We can only imagine how disappointing it must be to have had your surgery postponed due to the pandemic, especially if you had been waiting a long time for it. Whilst there is nothing we can do to alter that situation, we would like to offer you some reassurances and suggest alternative strategies to get you through the coming weeks to months as best as possible:

  • There is no evidence that endometriosis is a progressive disease. Therefore not operating on less surgically complex stage I (mild) disease does not mean that by the time you do get your surgery you will have, for example, more complex stage III (severe) disease.

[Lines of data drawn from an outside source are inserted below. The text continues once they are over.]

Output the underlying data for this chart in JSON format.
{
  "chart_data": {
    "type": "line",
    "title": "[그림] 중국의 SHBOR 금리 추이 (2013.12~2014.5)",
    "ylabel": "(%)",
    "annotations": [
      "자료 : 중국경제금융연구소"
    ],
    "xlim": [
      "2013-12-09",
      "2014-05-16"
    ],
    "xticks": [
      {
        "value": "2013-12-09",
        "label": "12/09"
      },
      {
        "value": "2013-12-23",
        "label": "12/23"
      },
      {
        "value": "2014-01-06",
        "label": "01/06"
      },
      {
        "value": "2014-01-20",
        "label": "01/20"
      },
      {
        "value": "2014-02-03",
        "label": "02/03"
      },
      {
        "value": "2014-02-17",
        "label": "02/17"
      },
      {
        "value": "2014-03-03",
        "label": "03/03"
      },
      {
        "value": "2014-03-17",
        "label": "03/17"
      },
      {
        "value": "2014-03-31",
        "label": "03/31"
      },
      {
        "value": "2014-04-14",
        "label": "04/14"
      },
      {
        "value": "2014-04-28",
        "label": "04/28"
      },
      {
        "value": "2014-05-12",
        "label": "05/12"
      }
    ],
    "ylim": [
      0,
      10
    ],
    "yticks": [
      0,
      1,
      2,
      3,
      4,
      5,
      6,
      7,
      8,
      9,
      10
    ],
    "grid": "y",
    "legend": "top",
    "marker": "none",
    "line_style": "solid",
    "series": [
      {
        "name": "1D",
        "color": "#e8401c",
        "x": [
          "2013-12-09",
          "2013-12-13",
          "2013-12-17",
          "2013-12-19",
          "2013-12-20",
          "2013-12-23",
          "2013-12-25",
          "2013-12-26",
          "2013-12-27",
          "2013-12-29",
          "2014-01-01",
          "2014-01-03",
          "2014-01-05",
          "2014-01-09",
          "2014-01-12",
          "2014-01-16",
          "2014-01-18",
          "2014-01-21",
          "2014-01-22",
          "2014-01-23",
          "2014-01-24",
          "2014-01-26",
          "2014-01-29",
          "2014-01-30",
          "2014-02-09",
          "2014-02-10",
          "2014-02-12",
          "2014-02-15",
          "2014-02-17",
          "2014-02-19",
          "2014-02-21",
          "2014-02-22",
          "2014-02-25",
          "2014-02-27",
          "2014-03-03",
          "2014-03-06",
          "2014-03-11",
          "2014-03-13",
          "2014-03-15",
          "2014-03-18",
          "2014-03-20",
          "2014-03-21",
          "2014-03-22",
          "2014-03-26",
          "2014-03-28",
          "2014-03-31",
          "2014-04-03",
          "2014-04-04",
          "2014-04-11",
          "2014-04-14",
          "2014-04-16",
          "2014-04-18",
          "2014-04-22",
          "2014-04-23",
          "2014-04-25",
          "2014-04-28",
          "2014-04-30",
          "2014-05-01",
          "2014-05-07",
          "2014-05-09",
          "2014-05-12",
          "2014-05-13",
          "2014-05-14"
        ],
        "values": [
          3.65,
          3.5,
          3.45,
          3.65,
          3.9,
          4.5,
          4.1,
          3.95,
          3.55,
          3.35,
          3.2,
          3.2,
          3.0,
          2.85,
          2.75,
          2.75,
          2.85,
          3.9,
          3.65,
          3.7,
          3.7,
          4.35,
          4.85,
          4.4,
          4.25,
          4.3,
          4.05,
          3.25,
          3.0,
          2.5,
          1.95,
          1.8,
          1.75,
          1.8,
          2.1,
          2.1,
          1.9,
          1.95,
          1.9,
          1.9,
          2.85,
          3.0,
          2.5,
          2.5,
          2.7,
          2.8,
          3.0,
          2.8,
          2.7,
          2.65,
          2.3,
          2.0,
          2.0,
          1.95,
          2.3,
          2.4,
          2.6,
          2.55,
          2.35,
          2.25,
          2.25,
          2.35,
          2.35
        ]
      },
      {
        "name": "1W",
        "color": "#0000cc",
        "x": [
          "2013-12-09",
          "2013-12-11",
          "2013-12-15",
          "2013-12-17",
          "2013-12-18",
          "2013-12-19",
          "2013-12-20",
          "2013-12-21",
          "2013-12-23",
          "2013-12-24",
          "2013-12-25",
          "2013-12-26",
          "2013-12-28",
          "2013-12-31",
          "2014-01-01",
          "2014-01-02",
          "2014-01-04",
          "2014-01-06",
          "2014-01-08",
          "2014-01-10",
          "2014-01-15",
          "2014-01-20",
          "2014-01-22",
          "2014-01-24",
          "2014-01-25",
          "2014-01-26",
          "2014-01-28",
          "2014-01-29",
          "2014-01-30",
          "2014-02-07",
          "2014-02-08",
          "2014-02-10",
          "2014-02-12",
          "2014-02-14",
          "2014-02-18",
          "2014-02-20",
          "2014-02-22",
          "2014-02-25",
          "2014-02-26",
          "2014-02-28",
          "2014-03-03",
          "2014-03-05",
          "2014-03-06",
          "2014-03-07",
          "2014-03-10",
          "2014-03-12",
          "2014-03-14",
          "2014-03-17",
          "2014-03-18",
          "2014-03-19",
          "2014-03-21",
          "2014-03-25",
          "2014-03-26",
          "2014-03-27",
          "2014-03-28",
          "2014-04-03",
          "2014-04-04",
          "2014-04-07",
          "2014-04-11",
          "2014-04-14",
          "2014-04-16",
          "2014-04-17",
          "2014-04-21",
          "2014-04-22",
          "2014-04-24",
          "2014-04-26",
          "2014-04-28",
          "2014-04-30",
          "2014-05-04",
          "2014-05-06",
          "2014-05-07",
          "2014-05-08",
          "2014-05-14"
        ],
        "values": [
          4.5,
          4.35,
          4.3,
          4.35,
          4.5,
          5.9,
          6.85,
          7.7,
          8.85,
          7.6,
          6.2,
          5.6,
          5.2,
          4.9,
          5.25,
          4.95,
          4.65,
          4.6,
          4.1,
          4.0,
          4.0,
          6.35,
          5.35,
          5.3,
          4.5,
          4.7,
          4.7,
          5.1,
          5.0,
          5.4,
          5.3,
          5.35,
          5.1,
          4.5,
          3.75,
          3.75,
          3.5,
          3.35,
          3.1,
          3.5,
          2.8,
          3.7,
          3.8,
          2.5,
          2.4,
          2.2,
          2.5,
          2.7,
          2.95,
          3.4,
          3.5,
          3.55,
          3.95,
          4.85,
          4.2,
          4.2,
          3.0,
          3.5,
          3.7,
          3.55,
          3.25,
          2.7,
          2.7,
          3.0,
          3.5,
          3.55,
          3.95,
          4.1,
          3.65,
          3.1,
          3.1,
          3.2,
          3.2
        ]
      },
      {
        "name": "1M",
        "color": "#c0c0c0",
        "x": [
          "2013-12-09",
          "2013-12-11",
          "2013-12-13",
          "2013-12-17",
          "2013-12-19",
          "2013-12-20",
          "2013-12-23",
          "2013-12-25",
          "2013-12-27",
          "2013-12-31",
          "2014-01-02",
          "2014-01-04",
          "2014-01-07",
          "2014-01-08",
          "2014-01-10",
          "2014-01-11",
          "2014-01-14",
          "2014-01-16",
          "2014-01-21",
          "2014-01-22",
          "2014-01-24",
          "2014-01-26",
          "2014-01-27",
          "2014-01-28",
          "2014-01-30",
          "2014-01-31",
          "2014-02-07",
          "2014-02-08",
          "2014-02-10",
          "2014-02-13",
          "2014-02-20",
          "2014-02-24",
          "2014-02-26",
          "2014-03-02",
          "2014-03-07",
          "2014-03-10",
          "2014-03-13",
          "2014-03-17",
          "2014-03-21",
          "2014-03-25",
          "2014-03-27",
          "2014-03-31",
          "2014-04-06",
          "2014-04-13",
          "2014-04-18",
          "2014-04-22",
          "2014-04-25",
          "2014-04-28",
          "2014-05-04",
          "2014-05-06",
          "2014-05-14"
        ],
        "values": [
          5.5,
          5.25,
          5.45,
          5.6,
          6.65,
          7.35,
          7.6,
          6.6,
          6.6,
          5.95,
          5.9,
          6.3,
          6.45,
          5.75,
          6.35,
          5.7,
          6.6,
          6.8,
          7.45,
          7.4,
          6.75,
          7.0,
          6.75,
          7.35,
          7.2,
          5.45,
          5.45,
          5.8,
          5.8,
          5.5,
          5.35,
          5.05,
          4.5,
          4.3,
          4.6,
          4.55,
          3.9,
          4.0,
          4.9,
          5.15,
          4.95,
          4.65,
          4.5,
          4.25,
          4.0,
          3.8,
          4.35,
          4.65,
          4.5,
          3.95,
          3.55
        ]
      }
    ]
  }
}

  • Current recommendations are that endometriosis can be managed with either medical treatment (with hormones) or surgical treatment as a first line. There is no good evidence that one is better than the other. Therefore if this was to be your first operation and you have not tried hormonal treatments before, we would strongly suggest that you read the section above on medical treatment and then discuss with your GP about starting one of the treatments that are currently available. Even if you have tried hormones before it would still be worth reading this information, as there may be different options to consider or different ways of taking a treatment that may work better for you.
  • Some clinicians believe that retrograde menstruation (bleeding from the womb into your pelvis through your fallopian tubes at the same time as your period) may continue to gradually increase the amount of endometriosis present and therefore recommend therapies that stop your periods in combination with surgery. Even if this is not the case, the experience of painful periods is unpleasant and may exacerbate other pains. Therefore, unless you have a reason why you don’t want to take hormones, we would recommend considering a hormonal treatment that stops your periods whilst waiting for repeat surgery. Possible options available to start despite the current situation are suggested in the section above on medical treatments.
  • Surgery for endometriosis often does not remove all the pain. There are a number of explanations for this observation, but one possible reason is that there are other factors that contribute to the pain too. In our experience factors that contribute to chronic pelvic pain in women without endometriosis, commonly also occur in women with endometriosis too. We describe some of these factors in the section on endometriosis-associated pain, along with some strategies you can put in place yourself to start to help with these. Whilst they may not take away the pain altogether, they may help clarify how much of your pain is driven by endometriosis and mean that when you do finally get your surgery it has the best chance of being effective.
  • If surgery is being done to improve fertility or before fertility treatments, there is some evidence that this is best done immediately before trying to conceive/IVF treatment. Therefore given the current recommendations on planning for pregnancy during this pandemic, it would probably have been advisable to delay surgery until this is over anyway.